Y los dos se rieron, se pasaron el zapato, se lo devolvieron al falso chileno.

– Y le diré más, compadre -parodió Etchenike-. La mayor evidencia la tuve porque usted era demasiado chileno: la “ll” casi “y” que pronunciaba, la tonada, las inflexiones y algunos modismos; el léxico. Sólo le faltaba gritar “Viva Chile, mierda”. Era excesivo. Y precisamente en el momento de elegir un nombre presuntamente chileno optó casi por la caricatura, se pasó de largo en las alusiones: Leonel Rojas Fouilloux tal vez no le diga nada a algunos, pero a los que tenemos años y memoria futbolera nos evoca inmediatamente al equipo de la Copa del Mundo del ‘62 en Santiago: Leonel es sólo Leonel Sánchez, el famoso wing izquierdo; Tito Fouilloux, un talentoso número diez; Eladio Rojas fue “el volante de América” en ese Mundial. Es como si alguien quiere hacerse pasar por argentino y se pone Gardel de apellido o firma Ángel Amadeo Sanfilippo, hace unos años, o Ubaldo Matildo Kempes ahora, después de nuestro Mundial…

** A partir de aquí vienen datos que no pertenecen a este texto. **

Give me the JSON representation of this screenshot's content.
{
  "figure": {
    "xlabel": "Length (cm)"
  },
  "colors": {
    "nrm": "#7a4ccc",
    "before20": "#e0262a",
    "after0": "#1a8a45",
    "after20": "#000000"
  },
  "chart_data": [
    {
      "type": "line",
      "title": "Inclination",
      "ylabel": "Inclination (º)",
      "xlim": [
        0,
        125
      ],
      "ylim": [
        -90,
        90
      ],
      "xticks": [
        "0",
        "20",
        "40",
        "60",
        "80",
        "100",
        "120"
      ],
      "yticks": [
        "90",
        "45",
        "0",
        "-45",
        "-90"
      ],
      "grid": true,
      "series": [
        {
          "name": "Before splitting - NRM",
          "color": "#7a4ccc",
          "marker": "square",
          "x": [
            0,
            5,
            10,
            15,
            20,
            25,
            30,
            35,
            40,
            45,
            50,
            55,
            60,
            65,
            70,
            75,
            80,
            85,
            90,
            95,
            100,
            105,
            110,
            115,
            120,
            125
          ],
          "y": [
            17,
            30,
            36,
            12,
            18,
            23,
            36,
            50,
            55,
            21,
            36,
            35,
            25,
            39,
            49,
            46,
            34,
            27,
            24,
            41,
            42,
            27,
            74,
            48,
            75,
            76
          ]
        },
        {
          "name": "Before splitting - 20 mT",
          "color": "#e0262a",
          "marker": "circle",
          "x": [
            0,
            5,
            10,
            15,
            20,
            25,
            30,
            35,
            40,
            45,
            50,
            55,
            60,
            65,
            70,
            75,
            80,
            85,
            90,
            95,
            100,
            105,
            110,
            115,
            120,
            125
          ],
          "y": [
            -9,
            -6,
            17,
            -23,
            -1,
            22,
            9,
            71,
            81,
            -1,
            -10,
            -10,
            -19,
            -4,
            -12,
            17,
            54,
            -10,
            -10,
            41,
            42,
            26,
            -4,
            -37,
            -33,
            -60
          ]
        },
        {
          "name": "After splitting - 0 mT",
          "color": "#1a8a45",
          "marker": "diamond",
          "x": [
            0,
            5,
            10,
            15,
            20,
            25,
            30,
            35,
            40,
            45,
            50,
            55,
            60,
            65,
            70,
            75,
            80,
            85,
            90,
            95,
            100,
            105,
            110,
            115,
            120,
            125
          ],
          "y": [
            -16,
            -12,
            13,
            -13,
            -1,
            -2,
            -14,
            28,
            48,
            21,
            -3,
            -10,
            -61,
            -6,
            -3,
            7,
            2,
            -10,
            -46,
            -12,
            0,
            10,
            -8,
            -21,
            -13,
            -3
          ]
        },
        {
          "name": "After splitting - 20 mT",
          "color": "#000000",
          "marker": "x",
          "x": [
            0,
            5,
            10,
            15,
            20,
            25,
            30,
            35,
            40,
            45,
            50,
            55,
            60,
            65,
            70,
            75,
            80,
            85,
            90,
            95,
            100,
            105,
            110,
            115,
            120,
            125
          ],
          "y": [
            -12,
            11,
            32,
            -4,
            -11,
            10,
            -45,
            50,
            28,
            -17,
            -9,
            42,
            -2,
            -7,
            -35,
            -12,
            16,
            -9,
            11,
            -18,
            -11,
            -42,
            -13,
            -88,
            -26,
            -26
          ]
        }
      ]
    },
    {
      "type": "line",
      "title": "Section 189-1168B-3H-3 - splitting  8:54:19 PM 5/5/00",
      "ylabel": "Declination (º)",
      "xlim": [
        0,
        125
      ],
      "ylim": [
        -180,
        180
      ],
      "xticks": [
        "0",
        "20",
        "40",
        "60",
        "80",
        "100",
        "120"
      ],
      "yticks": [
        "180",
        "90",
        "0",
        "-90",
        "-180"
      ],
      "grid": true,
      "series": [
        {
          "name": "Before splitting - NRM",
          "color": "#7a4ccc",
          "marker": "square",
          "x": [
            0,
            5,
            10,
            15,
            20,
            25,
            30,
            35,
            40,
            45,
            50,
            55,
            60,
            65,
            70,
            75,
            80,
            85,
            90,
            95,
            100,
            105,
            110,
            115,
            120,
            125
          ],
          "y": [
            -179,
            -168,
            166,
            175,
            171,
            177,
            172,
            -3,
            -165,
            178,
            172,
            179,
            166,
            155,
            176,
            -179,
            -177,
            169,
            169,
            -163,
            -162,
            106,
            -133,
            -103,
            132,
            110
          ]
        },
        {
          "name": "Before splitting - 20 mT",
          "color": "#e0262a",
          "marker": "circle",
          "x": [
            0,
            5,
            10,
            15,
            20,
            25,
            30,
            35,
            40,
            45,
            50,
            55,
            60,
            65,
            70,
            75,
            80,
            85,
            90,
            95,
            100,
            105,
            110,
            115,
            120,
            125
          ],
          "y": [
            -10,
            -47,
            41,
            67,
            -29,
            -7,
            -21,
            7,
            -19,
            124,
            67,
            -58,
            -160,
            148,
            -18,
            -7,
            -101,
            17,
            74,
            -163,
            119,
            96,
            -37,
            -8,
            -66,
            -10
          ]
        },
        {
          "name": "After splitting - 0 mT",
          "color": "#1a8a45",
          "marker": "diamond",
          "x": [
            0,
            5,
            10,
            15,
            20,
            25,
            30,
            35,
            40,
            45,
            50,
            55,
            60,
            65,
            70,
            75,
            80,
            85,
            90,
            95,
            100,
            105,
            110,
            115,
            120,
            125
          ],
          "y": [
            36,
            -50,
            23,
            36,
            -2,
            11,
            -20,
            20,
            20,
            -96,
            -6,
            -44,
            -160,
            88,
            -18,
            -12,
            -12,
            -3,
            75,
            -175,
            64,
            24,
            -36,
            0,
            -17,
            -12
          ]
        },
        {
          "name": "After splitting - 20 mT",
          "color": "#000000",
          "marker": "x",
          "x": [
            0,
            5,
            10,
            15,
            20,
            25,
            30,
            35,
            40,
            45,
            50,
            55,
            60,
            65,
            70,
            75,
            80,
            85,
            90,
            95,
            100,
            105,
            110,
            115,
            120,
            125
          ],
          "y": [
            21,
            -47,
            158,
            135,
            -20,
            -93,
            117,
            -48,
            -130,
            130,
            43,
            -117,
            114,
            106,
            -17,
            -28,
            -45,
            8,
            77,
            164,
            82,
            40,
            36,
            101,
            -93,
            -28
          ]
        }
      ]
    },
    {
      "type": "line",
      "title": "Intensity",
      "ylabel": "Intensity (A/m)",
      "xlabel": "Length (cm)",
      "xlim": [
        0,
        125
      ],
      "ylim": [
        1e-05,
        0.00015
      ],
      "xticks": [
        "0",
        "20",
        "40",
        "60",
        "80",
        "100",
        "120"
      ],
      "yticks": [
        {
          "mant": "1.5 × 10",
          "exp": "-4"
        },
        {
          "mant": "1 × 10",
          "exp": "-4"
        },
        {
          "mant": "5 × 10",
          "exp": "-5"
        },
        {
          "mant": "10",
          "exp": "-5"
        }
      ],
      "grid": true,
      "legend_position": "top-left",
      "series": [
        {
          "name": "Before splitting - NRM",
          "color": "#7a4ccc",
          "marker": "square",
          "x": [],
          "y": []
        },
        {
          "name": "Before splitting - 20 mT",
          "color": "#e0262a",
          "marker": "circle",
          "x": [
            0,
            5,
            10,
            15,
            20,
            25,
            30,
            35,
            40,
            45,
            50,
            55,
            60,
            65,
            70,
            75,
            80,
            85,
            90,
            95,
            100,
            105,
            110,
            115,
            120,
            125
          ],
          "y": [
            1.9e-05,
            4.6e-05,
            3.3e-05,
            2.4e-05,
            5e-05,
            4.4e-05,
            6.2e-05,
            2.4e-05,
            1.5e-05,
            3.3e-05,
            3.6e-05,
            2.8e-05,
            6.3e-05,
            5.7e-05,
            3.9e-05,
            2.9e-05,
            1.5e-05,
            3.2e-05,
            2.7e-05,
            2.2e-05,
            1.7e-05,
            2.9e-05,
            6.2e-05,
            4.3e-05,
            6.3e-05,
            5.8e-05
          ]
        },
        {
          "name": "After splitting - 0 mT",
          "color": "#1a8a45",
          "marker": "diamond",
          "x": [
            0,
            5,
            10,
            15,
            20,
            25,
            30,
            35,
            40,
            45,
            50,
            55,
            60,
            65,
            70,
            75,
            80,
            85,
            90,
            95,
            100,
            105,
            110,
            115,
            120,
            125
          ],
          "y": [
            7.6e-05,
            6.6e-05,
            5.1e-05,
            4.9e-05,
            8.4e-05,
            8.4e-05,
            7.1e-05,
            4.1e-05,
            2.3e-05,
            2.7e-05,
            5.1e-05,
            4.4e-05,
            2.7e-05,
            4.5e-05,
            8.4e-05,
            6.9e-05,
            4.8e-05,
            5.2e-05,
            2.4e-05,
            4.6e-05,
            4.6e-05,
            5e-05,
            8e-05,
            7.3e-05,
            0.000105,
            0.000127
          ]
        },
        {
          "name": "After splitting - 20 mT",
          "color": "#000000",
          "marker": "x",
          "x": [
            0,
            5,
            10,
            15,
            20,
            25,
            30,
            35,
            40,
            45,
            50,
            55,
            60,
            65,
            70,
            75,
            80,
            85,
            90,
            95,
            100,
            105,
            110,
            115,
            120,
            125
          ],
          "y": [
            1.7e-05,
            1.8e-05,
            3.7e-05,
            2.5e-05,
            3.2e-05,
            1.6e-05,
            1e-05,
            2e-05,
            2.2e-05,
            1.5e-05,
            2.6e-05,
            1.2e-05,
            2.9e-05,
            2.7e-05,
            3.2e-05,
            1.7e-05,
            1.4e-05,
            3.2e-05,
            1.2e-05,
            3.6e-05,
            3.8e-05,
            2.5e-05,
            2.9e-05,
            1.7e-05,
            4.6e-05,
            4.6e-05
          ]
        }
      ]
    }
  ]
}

Etchenike lo miró con una contenida piedad que no sabía su nombre.

– Usted es un hombre grande ya. Menos que yo, claro. Pero es grande. Y los recuerdos de aquellos años han sido muy fuertes… Yo sé por qué. Y recurrió casi inconscientemente a ellos. ¿No es así?

Abatido, sereno ya, el hombre asentía apenas. Casi estaba a punto de participar, completar el relato.

– Es acá, Negro… Estacioná sobre la barranca -dijo repentinamente Etchenike.

El auto salió de la ruta y avanzó casi una cuadra hasta detenerse a pocos metros del abismo, frente al mar.

El lugar era una desolada superficie de piedra caliza cortada a pique a varias decenas de metros sobre el mar. Abajo, en algunos lugares, las olas lamían la base de los acantilados dejando una playita minúscula; en otros, la costa irregular que entraba y salía del mar a lo largo de kilómetros, se encrespaba en rocas que chocaban violentamente con las olas y saltaba la espuma al sol, llegaba el rumor hasta el camino.

Sayago abrió la puerta y descendió:

– Esto es…

– Barranca de Los Lobos -dijo Etchenike.

– Ah… -dijo el Negro.

El hombre también había bajado en silencio del auto y en un momento dado comenzó a caminar lentamente a lo largo de la barranca. Avanzó unos pasos y se detuvo. Luego reanudó la marcha, se alejó.